Impact on the Environment
When we talk about dishes and their impacts on the environment, water conservation is an important part to cover. Over consumption of water is bad, extremely bad for the climate. So, if you’re a mindful individual like me, a thought might have occurred in your mind regarding the implications of dishwashing. It’s a common belief that dishwashers consume a lot of water while washing your dishes and often a lot of it is wasted straight into the dumps. Contrary to what you might have been thinking, this is not the case. Dishwashers, on average, consume 7 liters of water per load. While that also seems like a huge number, hand washing dishes might use up to 40 liters of water per load. Half of it gets wasted as the tap is on the entire time while you’re cleaning the dirty stains off your load. With the competitive market thriving, new models of dishwashers are now putting an eco-friendly option, which saves water up to 50%.
However, dishwashers have a disadvantage as they consume a lot of energy whereas handwashing does not use any energy at all.
Which is more Cost-Effective?
Handwashing requires just a good dishwashing liquid and your hands while dishwashers require half your kitchen space. So, in short, Handwashing is more cost-effective. Dishwashers are expensive as well and are often an investment. They perhaps in the long run might save you some money but the eventual repairs and servicing can burn a hole in your pocket.
Which is safer for your skin?
Since you are not in contact with any surfactants or chemicals during dishwashing, it can be said that Dishwashing is better for your skin. However, if you use a chemical-free and all-natural product like Koparo’s Dishwashing liquid, your skin is safer as some people have observed soap over-lining after taking their load off from the dishwasher; which might be dangerous to consume or get in contact with if you have sensitive hands.
Finally, which one cleans better?
That depends. Some dishwashers of premium quality clean your dishes like glass while some leave a spot here and there. The same happens with hand washing as you might leave some soap on or maybe miss a corner.
In comparison, a dishwasher might win because it has a built-in mechanism that tries to cover the whole ground and ends up cleaning pretty much every surface of your dishes.

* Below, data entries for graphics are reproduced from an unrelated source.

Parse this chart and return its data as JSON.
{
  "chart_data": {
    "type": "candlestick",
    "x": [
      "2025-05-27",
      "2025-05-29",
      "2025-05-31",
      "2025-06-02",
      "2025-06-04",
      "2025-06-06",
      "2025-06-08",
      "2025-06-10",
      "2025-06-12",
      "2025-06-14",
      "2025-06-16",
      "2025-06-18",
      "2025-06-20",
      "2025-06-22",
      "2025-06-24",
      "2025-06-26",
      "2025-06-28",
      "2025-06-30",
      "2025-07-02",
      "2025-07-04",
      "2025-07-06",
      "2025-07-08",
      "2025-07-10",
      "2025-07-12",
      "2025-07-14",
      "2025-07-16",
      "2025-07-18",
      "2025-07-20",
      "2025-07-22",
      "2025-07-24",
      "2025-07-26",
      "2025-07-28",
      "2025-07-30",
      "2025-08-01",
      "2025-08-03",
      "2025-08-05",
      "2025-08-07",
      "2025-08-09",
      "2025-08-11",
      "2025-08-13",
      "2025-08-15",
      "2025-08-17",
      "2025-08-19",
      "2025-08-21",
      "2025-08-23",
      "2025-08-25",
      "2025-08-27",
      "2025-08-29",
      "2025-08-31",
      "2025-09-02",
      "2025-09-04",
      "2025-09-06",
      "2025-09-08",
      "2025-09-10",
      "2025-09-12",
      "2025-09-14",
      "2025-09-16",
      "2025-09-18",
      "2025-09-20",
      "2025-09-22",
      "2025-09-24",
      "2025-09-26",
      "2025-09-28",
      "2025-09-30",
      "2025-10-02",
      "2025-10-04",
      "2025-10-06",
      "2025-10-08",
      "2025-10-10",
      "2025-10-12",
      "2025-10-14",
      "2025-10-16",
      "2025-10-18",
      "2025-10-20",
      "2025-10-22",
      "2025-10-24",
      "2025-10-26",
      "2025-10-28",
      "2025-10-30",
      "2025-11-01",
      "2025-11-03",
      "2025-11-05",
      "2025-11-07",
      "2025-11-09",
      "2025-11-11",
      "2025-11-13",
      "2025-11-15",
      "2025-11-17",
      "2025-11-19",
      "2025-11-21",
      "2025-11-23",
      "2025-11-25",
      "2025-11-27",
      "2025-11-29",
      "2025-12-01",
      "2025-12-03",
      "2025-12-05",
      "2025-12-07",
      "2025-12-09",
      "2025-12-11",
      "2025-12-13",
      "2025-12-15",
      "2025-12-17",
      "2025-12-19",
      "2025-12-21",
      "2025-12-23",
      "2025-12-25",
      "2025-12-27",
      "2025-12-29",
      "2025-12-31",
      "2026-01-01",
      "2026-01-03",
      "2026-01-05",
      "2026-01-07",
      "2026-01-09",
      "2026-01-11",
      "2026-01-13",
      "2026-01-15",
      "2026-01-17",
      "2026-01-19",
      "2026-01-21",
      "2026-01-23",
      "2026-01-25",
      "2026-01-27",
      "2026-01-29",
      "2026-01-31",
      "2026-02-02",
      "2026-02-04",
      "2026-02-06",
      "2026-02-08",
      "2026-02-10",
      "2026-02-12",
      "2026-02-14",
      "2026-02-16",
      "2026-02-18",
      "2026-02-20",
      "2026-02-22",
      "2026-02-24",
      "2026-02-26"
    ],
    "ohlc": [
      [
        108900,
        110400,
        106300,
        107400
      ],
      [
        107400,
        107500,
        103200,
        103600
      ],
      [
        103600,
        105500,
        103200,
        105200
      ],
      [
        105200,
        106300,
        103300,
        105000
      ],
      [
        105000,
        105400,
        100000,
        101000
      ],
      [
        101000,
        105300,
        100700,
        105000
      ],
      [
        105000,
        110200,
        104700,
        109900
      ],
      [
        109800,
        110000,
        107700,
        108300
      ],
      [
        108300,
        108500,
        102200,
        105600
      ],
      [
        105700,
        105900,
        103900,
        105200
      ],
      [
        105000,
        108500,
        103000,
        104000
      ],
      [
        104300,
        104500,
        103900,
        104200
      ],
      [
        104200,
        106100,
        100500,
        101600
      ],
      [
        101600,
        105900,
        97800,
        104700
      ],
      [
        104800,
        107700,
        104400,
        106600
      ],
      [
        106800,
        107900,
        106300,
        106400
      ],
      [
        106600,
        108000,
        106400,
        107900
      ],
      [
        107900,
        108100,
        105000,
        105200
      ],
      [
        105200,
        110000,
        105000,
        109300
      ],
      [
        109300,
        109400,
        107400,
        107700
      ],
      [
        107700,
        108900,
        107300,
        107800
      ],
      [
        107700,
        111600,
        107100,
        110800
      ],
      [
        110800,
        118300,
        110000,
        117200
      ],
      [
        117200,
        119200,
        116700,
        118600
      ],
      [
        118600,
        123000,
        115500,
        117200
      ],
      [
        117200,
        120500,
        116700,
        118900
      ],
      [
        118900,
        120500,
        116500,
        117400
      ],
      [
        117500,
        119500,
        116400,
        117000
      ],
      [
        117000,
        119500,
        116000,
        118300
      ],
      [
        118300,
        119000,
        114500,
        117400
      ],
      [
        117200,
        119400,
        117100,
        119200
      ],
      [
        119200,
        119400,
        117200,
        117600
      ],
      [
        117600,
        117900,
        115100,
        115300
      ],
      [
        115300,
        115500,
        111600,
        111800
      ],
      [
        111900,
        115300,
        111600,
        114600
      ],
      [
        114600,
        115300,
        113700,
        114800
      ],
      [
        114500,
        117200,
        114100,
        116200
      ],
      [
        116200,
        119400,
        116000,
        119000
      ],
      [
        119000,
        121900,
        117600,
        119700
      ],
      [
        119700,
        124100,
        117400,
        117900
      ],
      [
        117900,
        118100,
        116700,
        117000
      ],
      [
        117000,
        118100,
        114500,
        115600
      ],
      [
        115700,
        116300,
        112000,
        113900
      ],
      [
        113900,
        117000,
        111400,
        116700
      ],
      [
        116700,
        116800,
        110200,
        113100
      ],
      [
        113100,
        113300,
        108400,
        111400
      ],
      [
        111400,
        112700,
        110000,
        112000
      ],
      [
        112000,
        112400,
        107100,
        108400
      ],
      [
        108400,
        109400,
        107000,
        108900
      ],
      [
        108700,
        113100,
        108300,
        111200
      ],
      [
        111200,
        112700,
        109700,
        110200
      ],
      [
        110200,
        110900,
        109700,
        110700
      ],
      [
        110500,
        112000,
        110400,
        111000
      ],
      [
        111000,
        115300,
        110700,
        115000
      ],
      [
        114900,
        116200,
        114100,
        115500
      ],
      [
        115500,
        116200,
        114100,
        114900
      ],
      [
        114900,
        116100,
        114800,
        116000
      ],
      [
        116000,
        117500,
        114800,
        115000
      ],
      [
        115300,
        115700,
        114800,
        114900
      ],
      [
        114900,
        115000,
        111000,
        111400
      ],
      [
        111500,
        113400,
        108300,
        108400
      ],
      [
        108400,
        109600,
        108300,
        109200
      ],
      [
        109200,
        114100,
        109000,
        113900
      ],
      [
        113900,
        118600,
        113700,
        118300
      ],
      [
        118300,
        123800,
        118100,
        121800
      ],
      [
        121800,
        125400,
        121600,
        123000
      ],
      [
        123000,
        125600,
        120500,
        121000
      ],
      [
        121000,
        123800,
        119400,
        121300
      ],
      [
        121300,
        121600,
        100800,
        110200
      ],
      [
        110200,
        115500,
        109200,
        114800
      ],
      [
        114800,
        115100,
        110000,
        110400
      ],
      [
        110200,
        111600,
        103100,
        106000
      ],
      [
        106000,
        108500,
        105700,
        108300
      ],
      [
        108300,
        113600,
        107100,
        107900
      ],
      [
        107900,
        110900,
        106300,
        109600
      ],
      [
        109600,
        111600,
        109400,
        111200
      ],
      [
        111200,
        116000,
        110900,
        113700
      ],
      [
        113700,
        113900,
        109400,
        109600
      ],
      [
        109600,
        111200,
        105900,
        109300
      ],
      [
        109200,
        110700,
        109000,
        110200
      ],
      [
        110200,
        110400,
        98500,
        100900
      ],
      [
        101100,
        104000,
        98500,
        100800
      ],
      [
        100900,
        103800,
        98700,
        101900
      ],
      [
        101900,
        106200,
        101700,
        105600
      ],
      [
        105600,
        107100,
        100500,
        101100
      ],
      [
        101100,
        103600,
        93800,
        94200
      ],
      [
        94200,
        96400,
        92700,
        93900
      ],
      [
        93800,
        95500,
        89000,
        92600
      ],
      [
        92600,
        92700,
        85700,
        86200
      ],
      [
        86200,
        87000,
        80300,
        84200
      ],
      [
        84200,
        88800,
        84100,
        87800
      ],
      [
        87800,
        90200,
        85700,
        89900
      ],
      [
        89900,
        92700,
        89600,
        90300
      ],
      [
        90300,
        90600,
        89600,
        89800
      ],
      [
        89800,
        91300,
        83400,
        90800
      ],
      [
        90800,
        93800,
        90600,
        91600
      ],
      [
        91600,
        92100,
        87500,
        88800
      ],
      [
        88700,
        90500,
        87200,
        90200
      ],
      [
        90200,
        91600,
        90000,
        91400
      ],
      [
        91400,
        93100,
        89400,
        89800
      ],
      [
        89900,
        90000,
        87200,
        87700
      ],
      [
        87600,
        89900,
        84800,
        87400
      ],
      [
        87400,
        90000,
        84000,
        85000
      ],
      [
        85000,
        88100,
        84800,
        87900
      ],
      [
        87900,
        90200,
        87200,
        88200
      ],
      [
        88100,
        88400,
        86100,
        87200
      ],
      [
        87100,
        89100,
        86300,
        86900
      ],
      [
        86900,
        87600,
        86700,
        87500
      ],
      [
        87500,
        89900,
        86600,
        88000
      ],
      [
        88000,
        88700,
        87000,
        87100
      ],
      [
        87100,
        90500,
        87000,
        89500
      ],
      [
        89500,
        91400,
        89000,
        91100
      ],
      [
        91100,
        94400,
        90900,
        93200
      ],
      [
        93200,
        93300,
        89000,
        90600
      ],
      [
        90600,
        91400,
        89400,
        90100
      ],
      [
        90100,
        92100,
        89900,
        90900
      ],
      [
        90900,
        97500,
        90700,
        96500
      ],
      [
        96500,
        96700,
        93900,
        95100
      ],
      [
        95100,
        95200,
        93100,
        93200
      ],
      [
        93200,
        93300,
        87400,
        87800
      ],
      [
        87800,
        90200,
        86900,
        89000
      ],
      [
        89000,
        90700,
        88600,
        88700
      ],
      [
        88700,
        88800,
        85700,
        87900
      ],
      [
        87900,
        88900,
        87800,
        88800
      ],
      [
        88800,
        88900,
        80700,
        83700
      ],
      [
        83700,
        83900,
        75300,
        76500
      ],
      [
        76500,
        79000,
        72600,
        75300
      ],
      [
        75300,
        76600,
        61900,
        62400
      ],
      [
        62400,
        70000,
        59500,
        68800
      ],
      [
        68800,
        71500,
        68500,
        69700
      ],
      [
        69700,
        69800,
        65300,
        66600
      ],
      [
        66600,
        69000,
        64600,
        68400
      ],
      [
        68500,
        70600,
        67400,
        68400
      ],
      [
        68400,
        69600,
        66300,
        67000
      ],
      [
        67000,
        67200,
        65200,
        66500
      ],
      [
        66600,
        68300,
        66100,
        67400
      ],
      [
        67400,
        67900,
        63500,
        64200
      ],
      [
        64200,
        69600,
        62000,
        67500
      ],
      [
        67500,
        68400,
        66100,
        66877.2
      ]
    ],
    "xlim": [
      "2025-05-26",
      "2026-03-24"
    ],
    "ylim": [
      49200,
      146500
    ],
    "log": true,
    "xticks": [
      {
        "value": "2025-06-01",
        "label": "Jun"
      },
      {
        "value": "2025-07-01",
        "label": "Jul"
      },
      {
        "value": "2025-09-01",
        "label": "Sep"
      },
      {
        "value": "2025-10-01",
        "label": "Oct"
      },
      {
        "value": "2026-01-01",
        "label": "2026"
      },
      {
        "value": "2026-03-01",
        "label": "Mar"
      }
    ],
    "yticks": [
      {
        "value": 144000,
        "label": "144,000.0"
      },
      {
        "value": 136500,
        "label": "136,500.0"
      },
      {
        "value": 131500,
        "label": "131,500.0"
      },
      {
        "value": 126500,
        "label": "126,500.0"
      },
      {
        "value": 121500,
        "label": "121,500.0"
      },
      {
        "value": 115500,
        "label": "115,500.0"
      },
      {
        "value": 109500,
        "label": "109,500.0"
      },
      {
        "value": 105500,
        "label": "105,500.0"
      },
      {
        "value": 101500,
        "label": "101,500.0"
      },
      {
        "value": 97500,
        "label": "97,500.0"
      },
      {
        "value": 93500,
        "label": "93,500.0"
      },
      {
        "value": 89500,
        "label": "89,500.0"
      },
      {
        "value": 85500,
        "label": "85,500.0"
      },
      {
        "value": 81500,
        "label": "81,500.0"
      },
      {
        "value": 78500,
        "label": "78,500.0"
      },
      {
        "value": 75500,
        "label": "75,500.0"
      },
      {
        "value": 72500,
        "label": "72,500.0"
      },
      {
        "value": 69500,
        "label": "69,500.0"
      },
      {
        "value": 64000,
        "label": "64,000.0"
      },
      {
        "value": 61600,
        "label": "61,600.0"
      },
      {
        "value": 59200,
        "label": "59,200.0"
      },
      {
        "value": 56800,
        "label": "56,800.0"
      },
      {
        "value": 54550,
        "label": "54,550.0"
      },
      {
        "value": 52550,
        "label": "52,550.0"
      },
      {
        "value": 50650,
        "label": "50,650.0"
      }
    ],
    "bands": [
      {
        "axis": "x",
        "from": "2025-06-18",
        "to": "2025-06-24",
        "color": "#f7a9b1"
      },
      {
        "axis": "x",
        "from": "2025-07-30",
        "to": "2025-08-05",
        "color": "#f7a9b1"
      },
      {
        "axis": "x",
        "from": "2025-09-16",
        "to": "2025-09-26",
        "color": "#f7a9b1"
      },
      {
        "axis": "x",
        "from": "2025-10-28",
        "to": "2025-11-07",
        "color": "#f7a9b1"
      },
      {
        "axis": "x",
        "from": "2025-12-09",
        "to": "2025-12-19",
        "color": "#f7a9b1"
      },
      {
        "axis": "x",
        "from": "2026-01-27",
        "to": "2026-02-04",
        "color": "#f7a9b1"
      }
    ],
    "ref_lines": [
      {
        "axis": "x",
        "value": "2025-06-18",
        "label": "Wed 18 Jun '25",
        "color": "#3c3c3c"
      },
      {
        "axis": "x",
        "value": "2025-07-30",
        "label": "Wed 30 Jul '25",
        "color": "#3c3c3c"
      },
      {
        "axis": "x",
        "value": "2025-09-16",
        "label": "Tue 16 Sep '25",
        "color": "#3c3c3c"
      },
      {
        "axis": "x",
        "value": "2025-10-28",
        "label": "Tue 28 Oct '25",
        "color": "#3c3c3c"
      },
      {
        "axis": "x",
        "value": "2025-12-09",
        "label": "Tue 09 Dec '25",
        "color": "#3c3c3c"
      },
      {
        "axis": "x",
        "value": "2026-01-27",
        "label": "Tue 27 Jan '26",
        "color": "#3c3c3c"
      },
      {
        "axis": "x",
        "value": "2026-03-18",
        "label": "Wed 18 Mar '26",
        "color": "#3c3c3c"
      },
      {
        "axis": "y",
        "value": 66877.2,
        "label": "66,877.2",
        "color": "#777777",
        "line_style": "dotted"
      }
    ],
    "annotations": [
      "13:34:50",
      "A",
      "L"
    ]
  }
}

In conclusion, it can be assumed that the winner is the dishwasher. But is it? Some of these points are important to consider:
- You cannot use a lot of dishwashers if you do not have a full load of dishes: If you are someone who lives alone or just have one partner, it might take you a whole day to get clean dishes out of your dishwasher
- Certain utensils are not dishwasher friendly: A lot of products like wood cutting boards, sterling silver flatware, cast iron cookware, chef’s knives, and non-stick pans cannot be put into your dishwasher and have to be done by hand.
- If you have a small household that doesn’t produce enough dishes and find yourself only running your dishwasher every two or three days, it might be better to stick to hand washing dishes- instead. Food particles can dry out and become caked on if dishes sit for more than 24 hours before being cleaned. If this occurs, your dishwasher may not be able to remove the stuck-on grime.